TNGRI_WEBAPP_DIR=/usr/share/tengri-web
#
# Host to bind HTTP server to
TNGRI_WEBAPP_HOST=0.0.0.0
#
# Port to bind HTTP server to
TNGRI_WEBAPP_PORT=3000
#
# Host to bind Websocket server to. It is used extensively by webapp and python clients
TNGRI_WEBSOCKET_HOST=0.0.0.0
#
# Port to bind Websocket server to
TNGRI_WEBSOCKET_PORT=3001
#
# Host to bind PyLSP server to. It is used by webapp to provide code completion
TNGRI_PYLSP_HOST=0.0.0.0
#
# Port to bind PyLSP server to
TNGRI_PYLSP_PORT=3003
#
# Host to bind CRUD. Used by webapp to send messages in chats, manage scheduled
# notebooks and manage external catalogs
TNGRI_CRUD_HOST=0.0.0.0
#
# Port to bind CRUD to
TNGRI_CRUD_PORT=3004

# ============================
# TNGRi services configuration
# ============================
#
# Enable TNGRi's Iceberg REST catalog API provider
TNGRI_ENABLE_REST_CATALOG=true

# Host to bind REST catalog server to
TNGRI_REST_CATALOG_HOST=0.0.0.0

# Port to bind REST catalog to
TNGRI_REST_CATALOG_PORT=3005

# Enable compaction daemon
TNGRI_ENABLE_COMPACTION=true

# Enable notebook CRON daemon
TNGRI_ENABLE_CRON=true

# ============================
# TNGRi deployment information
# ============================
#
# Needed for external clients to connect to TNGRi services. For example, python clients
# connecting from user's local machines. Set these to the values that point to this
# installation, for example, if using reverse proxy for HTTP or Postgres protocol.
#
# Change the name of site deployment
# TNGRI_SITE_NAME=tngri
#
# Websocket address to connect to. Must be in FQDN form, i.e.
#     TNGRI_SITE_WS_ADDR=ws://example.com:3001
TNGRI_SITE_WS_ADDR=ws://0.0.0.0:3001
#
# Postgres protocol address to connect to, i.e.
#     TNGRI_SITE_PSQL_ADDR=example.com:5433
# TNGRI_SITE_PSQL_ADDR=
#
# S3 address to connect to. Must be in FQDN form, i.e.
#     TNGRI_SITE_S3_ADDR=http://example.com:9000
# TNGRI_SITE_S3_ADDR=
#
# S3 access key for public usage (Stage only)
# TNGRI_SITE_PUBLIC_LOADER_ACCESS_KEY=public_loader
#
# S3 secret key for public usage (Stage only)
# TNGRI_SITE_PUBLIC_LOADER_SECRET_KEY=public_loader
#

  • Additional MinIO configuration settings can be specified in the /etc/default/tengri-minio file according to MinIO documentation.

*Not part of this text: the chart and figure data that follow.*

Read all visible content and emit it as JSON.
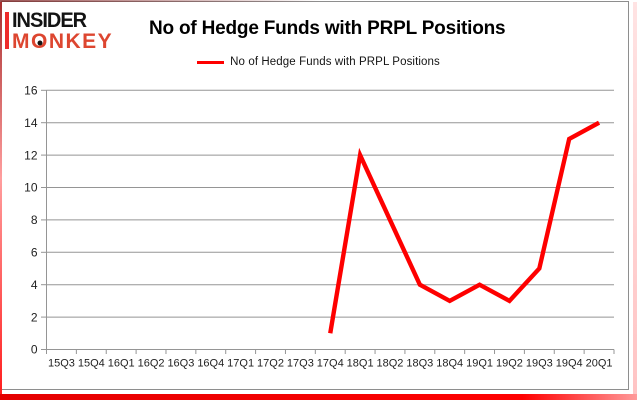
{
  "logo": {
    "insider": "INSIDER",
    "monkey_parts": [
      "M",
      "O",
      "NKEY"
    ]
  },
  "title": "No of Hedge Funds with PRPL Positions",
  "legend": {
    "label": "No of Hedge Funds with PRPL Positions"
  },
  "colors": {
    "line": "#fe0000",
    "grid": "#959595",
    "axis": "#959595",
    "tick_text": "#1f1f1f",
    "monkey_red": "#dd4630",
    "accent_red": "#ee2b2b"
  },
  "chart_data": {
    "type": "line",
    "title": "No of Hedge Funds with PRPL Positions",
    "categories": [
      "15Q3",
      "15Q4",
      "16Q1",
      "16Q2",
      "16Q3",
      "16Q4",
      "17Q1",
      "17Q2",
      "17Q3",
      "17Q4",
      "18Q1",
      "18Q2",
      "18Q3",
      "18Q4",
      "19Q1",
      "19Q2",
      "19Q3",
      "19Q4",
      "20Q1"
    ],
    "series": [
      {
        "name": "No of Hedge Funds with PRPL Positions",
        "color": "#fe0000",
        "values": [
          null,
          null,
          null,
          null,
          null,
          null,
          null,
          null,
          null,
          1,
          12,
          8,
          4,
          3,
          4,
          3,
          5,
          13,
          14
        ]
      }
    ],
    "xlabel": "",
    "ylabel": "",
    "ylim": [
      0,
      16
    ],
    "yticks": [
      0,
      2,
      4,
      6,
      8,
      10,
      12,
      14,
      16
    ],
    "grid": true,
    "legend_position": "top-center"
  }
}
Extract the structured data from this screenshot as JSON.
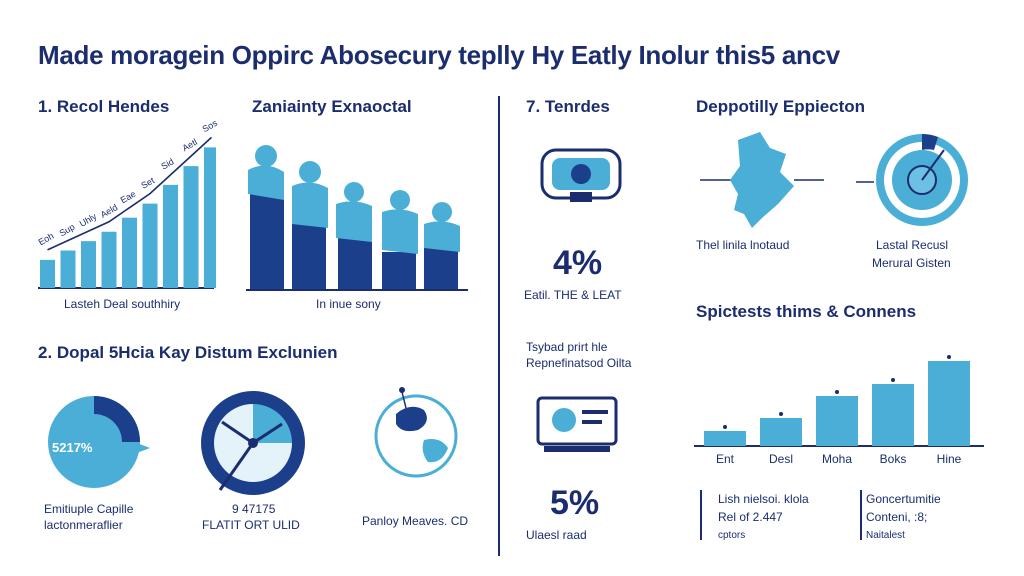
{
  "title": "Made moragein Oppirc Abosecury teplly Hy Eatly Inolur this5 ancv",
  "section1": {
    "heading": "1. Recol Hendes",
    "caption": "Lasteh Deal southhiry",
    "tick_labels": [
      "Eoh",
      "Sup",
      "Uhly",
      "Aeld",
      "Eae",
      "Set",
      "Sid",
      "Aetl",
      "Sos"
    ],
    "values": [
      3,
      4,
      5,
      6,
      7.5,
      9,
      11,
      13,
      15
    ]
  },
  "section_people": {
    "heading": "Zaniainty Exnaoctal",
    "caption": "In inue sony"
  },
  "section7": {
    "heading": "7. Tenrdes",
    "stat_value": "4%",
    "stat_label": "Eatil. THE & LEAT",
    "note_line1": "Tsybad prirt hle",
    "note_line2": "Repnefinatsod Oilta",
    "stat2_value": "5%",
    "stat2_label": "Ulaesl raad"
  },
  "section_map": {
    "heading": "Deppotilly Eppiecton",
    "map_caption": "Thel linila lnotaud",
    "target_line1": "Lastal Recusl",
    "target_line2": "Merural Gisten"
  },
  "section2": {
    "heading": "2. Dopal 5Hcia Kay Distum Exclunien",
    "gauge_value": "5217%",
    "gauge_line1": "Emitiuple Capille",
    "gauge_line2": "lactonmeraflier",
    "clock_line1": "9 47175",
    "clock_line2": "FLATIT ORT ULID",
    "globe_label": "Panloy Meaves. CD"
  },
  "section_right_chart": {
    "heading": "Spictests thims & Connens",
    "chart_data": {
      "type": "bar",
      "categories": [
        "Ent",
        "Desl",
        "Moha",
        "Boks",
        "Hine"
      ],
      "values": [
        15,
        28,
        50,
        62,
        85
      ],
      "ylim": [
        0,
        100
      ]
    }
  },
  "footer_notes": {
    "left_line1": "Lish nielsoi. klola",
    "left_line2": "Rel of 2.447",
    "left_line3": "cptors",
    "right_line1": "Goncertumitie",
    "right_line2": "Conteni, :8;",
    "right_line3": "Naitalest"
  },
  "colors": {
    "navy": "#1b2d6e",
    "blue": "#4aaed6",
    "dark_blue": "#1b3f8a",
    "light": "#e4f3fa"
  }
}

    After updating the MinIO configuration file, it is necessary to execute:

    sudo systemctl daemon-reload
sudo systemctl restart minio

Resetting the administrator password

In case you have lost access to the administrator password, you can reset it.

To do this, run the command on the server where the package was installed:

sudo -u tengri bash -c 'export $(egrep -v "^#|^$|.*#" /var/lib/tengri/tengri.defaults | xargs); prostore reset-admin-password'

After that the current administrator password will be reset and the new automatically generated password will be shown in the output log.